# What would you offer for this Compact?



## 853 (Feb 4, 2002)

What is a fair offer for this Frame/fork/headset/stem/seatpost?
...the owner wants $3600 for the complete bike (a bit steep I think, for an ultegra/dura-ace group), I prefer Campy and have a Record group ready for this bike. 
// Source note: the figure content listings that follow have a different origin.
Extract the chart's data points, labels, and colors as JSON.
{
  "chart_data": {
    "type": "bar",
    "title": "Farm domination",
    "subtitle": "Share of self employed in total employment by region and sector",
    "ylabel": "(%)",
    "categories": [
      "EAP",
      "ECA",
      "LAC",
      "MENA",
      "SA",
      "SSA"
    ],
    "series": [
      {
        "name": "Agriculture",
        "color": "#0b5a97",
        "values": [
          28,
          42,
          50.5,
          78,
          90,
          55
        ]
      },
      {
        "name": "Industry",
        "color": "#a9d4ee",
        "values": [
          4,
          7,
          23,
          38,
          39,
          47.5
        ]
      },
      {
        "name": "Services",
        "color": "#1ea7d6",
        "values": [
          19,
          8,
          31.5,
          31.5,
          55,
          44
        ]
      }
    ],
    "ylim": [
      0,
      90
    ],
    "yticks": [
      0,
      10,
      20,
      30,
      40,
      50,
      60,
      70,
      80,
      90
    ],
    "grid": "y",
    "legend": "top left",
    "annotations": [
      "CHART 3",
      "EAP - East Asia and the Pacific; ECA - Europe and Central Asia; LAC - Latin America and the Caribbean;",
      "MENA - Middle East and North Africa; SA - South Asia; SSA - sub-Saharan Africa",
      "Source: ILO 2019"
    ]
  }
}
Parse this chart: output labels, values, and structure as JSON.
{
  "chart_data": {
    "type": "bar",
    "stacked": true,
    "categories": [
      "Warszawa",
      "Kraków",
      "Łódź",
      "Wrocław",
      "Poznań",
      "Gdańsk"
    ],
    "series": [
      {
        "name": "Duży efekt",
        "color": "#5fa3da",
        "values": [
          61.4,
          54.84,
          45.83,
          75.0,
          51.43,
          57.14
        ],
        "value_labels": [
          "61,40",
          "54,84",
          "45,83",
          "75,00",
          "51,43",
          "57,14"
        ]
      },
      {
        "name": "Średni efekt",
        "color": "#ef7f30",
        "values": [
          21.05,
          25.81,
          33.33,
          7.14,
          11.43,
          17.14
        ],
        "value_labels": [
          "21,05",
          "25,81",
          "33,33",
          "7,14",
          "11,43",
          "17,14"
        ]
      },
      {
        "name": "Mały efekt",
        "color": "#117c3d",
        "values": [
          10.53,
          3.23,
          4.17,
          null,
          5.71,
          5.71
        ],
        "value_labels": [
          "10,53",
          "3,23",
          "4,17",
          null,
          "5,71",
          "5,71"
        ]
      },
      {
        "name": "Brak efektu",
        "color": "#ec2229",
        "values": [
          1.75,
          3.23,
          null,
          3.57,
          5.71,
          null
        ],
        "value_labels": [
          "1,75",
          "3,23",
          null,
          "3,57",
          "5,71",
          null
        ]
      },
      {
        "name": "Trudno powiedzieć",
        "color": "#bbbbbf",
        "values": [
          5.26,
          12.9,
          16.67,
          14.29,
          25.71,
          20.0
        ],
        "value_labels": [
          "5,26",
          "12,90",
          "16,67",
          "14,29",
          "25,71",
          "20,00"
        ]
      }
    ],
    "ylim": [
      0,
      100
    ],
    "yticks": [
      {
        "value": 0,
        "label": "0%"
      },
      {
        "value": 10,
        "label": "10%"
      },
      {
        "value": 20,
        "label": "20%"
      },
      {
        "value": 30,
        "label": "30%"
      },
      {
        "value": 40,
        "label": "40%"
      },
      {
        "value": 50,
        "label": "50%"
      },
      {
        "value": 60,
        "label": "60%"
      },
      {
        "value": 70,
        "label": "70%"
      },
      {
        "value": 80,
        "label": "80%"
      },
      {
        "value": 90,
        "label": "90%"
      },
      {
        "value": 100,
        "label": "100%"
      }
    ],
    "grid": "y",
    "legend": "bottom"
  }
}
BTW, fit question - this is a 55cm - I am a hair under 5'10" and usually ride a 54cm bike.
any others my height - what size are you riding?


----------



## NealH (May 2, 2004)

Looks like its in very good shape, includes the Moots stem and seatpost, appears everything is DA except the crank, but regardless even 105 is better than anything Campy makes. Is it too high? I don't think so. If it fits, make a reasonable offer then take his counter. Its a Moots in the best tradition of Moots. You will have a bargain.


----------



## Darth Moots (Jun 7, 2009)

853 said:


> BTW, fit question - this is a 55cm - I am a hair under 5'10" and usually ride a 54cm bike.
> any others my height - what size are you riding?


I am also a hair under 5'10" and ride a 55 cm Vamoots.


----------



## 853 (Feb 4, 2002)

Everything is Ultegra 9 speed w/ a Dura-ace crank.
I just want the frame, post and stem.
I don't know what I would do w/ the other parts.
What would you offer for the Moots parts?

Looks like it might be a custom....54.5cm TT - head tube is also taller
The Handlebars sit about 3.5cm taller than what I am used too, at it's lowest setting.


----------